Смена обстановки ему помогла, напряжение слегка улеглось. Он повернул голову, чтобы ему легче дышалось, набрал воздуха. Снова раздались шаги. Женщина вошла в соседнюю комнату. Тогда он сел на кровати. В углу комнаты стоял умывальник, а Сиду не терпелось удалить следы слез. Он поднялся, чувствуя легкое головокружение, однако не стал обращать на него внимания, а решительно прошел к умывальнику, открыл кран с холодной водой и сунул под него голову. Волосы у него были коротко подстрижены, так что они высохнут за пять минут!
После этого он подошел к окну и убедился, что поверх крыш видны конюшни. Он хорошо разглядел тропочку, ведущую от черного хода дома Гейлов во двор, часы, ленту дороги и даже верхнюю часть ворот, возле которых он вчера заметил мужчину. Если бы только он находился поближе! Если бы только ему удалось как следует рассмотреть машину! Он так ясно представил себе дребезжание и перебои в работе старого мотора, что с уверенностью подумал, непременно его узнает, если ему доведется услышать, как он работает снова. Более того, он был уверен, что уже слышал эти звуки прежде.

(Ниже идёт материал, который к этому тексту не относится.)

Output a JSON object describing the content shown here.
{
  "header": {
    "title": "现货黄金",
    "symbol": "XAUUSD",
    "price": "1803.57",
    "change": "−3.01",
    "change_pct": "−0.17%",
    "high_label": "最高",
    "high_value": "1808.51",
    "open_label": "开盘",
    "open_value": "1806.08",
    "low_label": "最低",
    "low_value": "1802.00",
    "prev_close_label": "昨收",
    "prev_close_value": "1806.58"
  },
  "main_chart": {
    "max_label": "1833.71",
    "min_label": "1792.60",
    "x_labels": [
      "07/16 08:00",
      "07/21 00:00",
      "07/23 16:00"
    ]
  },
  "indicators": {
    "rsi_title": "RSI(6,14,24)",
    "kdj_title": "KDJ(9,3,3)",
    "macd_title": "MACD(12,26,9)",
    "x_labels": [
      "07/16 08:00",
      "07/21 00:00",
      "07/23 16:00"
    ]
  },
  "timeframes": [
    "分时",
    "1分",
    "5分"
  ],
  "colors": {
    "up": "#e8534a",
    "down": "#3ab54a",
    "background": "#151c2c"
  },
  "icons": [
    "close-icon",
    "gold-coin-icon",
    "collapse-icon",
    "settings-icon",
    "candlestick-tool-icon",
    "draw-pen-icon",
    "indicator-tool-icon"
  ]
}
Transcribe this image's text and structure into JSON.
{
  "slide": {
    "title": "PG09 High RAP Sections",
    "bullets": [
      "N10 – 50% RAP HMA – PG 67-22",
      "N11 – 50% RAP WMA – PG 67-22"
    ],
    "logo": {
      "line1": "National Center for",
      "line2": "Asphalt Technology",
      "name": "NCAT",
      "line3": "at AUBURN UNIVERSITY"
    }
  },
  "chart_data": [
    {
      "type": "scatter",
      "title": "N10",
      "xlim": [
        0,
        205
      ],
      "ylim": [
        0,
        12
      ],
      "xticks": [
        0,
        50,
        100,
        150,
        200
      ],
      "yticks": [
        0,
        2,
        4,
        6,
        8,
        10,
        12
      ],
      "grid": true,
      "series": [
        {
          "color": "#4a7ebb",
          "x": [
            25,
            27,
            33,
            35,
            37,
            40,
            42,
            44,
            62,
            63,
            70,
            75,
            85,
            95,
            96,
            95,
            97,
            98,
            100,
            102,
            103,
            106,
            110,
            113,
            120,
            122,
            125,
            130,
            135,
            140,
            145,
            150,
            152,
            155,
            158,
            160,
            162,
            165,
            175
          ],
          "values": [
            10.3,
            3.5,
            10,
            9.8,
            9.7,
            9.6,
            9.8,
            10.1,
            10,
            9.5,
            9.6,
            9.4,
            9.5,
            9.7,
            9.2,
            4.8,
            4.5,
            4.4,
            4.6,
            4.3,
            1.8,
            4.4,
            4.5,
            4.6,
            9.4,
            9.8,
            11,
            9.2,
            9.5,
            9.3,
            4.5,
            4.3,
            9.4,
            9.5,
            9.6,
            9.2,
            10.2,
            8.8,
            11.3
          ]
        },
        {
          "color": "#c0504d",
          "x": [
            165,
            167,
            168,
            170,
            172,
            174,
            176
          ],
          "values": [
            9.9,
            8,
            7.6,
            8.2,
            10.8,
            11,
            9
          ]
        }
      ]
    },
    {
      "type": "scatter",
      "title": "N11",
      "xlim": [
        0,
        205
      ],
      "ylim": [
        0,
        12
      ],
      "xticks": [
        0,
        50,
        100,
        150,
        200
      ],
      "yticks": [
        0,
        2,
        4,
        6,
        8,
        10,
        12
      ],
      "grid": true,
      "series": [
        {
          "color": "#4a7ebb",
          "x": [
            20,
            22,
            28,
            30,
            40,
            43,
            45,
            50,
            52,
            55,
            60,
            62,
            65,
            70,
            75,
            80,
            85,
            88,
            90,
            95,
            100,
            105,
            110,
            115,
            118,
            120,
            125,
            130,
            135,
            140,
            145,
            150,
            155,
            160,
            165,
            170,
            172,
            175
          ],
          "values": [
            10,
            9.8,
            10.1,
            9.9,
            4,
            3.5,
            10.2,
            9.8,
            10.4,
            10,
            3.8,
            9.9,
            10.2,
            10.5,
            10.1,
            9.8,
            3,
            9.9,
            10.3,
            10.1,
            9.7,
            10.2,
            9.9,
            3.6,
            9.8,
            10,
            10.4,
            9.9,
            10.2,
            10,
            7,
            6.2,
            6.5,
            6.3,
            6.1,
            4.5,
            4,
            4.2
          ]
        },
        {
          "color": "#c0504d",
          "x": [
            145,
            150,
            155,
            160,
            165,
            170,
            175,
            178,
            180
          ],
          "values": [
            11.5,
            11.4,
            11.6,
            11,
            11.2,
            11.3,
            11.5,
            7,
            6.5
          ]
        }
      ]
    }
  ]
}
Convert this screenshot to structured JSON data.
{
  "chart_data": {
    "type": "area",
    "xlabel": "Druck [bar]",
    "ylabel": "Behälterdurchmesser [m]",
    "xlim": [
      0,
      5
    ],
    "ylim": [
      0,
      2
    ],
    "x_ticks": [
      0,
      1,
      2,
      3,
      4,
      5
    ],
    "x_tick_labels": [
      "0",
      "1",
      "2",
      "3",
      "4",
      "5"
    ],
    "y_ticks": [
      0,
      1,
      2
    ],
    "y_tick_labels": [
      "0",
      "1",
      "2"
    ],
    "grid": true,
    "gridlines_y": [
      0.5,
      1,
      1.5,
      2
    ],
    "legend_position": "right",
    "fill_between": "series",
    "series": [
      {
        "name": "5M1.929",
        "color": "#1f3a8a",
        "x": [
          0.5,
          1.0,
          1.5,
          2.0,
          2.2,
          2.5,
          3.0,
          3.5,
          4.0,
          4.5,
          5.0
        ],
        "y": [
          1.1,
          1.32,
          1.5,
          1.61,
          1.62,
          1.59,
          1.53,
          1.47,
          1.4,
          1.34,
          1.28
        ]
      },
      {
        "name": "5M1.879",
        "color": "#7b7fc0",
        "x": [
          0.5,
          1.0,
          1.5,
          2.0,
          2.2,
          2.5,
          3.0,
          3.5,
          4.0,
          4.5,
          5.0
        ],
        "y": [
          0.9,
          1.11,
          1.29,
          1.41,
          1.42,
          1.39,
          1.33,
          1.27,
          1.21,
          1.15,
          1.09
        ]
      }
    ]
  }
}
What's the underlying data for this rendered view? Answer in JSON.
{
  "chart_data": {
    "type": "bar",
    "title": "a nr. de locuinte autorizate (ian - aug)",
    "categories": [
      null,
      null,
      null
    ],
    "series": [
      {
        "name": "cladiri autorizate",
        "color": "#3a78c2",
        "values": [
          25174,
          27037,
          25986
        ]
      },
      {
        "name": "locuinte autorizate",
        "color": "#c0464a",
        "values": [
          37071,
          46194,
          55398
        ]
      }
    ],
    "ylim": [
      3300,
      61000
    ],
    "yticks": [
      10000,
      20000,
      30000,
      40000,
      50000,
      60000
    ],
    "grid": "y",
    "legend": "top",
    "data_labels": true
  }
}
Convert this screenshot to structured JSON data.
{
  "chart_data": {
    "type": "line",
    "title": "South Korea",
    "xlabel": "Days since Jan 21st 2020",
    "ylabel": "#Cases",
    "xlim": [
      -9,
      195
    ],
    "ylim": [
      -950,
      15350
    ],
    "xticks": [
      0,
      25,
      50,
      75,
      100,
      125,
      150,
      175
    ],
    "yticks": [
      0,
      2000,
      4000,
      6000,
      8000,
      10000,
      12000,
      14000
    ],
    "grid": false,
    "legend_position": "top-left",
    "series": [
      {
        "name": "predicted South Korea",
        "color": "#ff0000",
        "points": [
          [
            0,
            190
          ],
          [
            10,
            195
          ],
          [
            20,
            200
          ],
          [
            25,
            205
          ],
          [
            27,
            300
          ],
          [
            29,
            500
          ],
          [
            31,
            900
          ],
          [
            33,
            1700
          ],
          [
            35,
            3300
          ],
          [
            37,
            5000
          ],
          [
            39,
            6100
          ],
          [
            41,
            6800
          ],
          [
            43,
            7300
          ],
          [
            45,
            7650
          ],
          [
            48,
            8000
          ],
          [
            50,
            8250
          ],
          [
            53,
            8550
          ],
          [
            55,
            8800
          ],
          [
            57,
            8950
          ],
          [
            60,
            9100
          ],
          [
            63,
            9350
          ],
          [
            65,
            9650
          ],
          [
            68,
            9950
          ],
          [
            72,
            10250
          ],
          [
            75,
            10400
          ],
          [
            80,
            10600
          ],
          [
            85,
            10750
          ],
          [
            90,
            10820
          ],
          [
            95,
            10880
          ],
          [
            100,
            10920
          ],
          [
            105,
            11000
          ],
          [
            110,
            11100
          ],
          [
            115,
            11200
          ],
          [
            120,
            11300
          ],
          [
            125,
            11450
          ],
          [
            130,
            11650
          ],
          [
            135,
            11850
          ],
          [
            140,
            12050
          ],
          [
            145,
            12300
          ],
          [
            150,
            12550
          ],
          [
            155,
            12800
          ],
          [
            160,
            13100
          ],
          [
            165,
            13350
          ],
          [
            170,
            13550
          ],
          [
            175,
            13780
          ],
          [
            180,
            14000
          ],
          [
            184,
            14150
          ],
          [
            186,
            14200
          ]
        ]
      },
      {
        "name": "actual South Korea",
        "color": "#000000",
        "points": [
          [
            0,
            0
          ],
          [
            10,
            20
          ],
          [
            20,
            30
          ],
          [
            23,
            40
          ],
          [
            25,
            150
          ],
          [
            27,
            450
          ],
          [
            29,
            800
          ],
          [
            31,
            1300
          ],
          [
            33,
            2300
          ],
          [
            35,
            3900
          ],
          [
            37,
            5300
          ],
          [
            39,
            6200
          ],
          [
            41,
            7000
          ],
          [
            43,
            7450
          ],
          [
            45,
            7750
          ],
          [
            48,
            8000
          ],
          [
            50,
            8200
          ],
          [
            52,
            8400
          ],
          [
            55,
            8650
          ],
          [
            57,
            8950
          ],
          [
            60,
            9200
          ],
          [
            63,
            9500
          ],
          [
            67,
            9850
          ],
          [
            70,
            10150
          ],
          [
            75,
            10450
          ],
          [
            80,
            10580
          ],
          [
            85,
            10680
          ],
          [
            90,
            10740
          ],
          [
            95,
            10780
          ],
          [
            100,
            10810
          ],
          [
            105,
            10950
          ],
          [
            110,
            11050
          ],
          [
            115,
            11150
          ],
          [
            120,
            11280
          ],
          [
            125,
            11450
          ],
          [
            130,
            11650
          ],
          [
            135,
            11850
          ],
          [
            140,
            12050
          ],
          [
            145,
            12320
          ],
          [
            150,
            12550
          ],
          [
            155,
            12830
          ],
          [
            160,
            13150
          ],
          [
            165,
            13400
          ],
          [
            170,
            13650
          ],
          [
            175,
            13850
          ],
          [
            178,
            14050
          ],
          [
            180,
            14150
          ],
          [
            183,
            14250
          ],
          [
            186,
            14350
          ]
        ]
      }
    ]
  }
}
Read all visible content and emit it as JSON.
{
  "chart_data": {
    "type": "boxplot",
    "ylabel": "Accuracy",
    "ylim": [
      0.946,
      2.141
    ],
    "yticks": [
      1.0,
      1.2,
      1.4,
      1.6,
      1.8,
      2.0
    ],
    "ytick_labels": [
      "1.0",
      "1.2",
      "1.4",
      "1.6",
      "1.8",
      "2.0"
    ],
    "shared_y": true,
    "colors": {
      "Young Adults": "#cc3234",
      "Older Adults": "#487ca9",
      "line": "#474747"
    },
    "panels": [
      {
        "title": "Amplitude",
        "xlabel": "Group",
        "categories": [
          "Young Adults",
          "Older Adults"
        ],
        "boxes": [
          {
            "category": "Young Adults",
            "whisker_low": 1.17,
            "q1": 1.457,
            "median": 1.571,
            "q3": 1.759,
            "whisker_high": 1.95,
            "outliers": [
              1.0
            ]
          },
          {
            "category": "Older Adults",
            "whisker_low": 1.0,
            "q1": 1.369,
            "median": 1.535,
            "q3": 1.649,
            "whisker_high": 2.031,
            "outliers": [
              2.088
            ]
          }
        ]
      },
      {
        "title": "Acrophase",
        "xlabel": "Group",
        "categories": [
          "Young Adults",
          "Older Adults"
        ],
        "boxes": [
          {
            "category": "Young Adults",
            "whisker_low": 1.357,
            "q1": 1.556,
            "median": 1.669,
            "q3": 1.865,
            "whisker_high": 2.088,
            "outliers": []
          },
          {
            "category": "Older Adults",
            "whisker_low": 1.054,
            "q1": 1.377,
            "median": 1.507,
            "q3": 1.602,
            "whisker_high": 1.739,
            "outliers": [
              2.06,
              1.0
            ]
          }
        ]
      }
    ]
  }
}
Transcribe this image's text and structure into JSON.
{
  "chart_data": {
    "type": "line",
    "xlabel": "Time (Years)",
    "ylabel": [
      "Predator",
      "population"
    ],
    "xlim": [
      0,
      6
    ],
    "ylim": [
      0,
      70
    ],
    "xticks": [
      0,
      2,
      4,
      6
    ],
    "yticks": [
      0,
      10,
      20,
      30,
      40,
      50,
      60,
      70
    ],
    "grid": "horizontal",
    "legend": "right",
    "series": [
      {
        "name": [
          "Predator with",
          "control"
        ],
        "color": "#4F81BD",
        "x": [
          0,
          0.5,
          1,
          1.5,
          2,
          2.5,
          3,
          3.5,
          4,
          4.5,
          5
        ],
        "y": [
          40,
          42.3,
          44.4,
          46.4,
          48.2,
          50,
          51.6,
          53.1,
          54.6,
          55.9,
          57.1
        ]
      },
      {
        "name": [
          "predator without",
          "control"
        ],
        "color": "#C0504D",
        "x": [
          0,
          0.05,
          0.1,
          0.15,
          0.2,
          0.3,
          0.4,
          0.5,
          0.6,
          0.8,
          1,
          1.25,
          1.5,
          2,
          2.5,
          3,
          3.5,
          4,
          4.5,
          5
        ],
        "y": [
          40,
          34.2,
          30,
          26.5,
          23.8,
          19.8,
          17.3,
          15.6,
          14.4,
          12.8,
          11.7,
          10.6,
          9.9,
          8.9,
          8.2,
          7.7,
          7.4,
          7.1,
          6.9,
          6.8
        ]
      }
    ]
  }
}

Если бы только он вспомнил, где и когда. Потом он понял, что хочет есть. Часов не было ни у него самого, ни в комнате, время на башенных часах он не мог различить отсюда. Но вот они начали бить, и он замер, считая: «…девять, десять». Десять часов, а он должен был встать в половине седьмого, чтобы начать убирать навоз. На секунду у него возникло чувство панического испуга, но оно сразу же улеглось, когда он сообразил, где находится и по какой причине. Внезапно он припомнил, как миссис Гейл сказала полицейскому офицеру, что мальчику пора лечь спать, уже четвертый час. Она сама привела его в эту комнату.
С ними была еще и другая женщина, ее сестра.
На Сиде была надета слишком большая для него пижама. Его собственная одежда, серые фланелевые брюки и серый же вязаный свитер, были аккуратно сложены на стуле возле кровати. Под стулом стояли полуботинки. Отец настоятельно требовал, чтобы после полудня он менял свою спецодежду и толстые ботинки на нечто более красивое и легкое.
Сид быстро оделся, тихо отворил дверь и очутился на просторной площадке, на которую выходило еще несколько дверей, а по короткому коридору можно было попасть к другой лестнице.
Несколько раз он бывал на первом этаже дома, но наверх он попал впервые.
В соседней комнате было совершенно тихо, и Сид подумал, не сошла ли женщина вниз и кто это был: миссис Гейл, ее сестра или кто-то из прислуги.